I genuinely want to see Air Marshal, and Meraki, succeed. It just seems that perhaps, in this case, a new feature has been rolled out prematurely. I did, after all, call and ask them if the could give me Air Marshal ahead of the typical schedule. I also acknowledge that there could very well be something wrong my with MR-16 (I don't have a second one to test with) or even with my configuration. Stranger things have happened.
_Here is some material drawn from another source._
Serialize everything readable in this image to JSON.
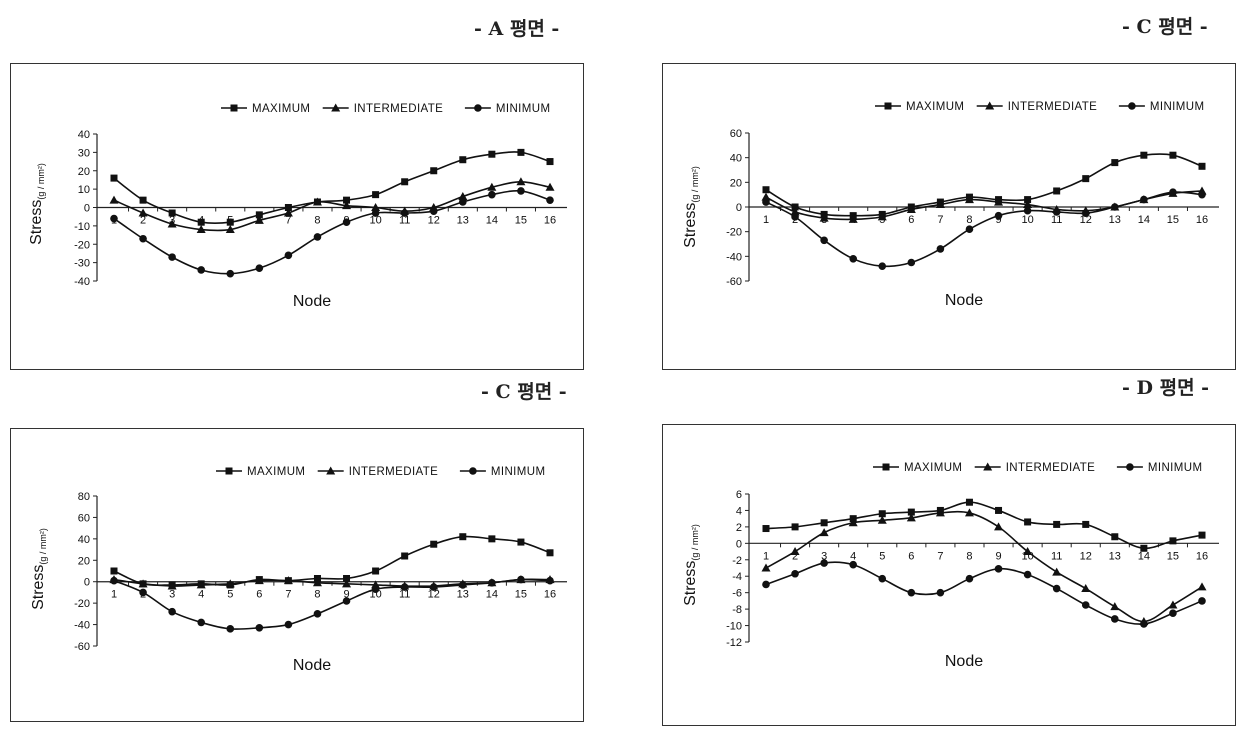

Until this is proven, and in the meantime, I believe there is much work that still needs to be done before Air Marshal is ready for primetime. WIPS is one of those solutions that requires a lot of dials and knobs because it needs to be tweaked to fit each different environment. While a simple administrative interface is normally a big plus for Meraki, I feel it hurts them when it comes to Air Marshal. I would love to be able to tweak, adjust, and debug Air Marshal a lot more than I am able to today. Without being able to look under-the-hood I can't really say why Air Marshal performed as poorly as it did during my testing.

Daniel

I openly invite correction or collaboration with Meraki or anyone who has managed to get Air Marshal working as advertised. In fact, I really do hope that we can chalk this one up to user error. I look forward to retesting Air Marshal after some time and posting a more positive review. 

Note: I performed a second review with new hardware and updated firmware. Many of this issues identified in this post have been resolved.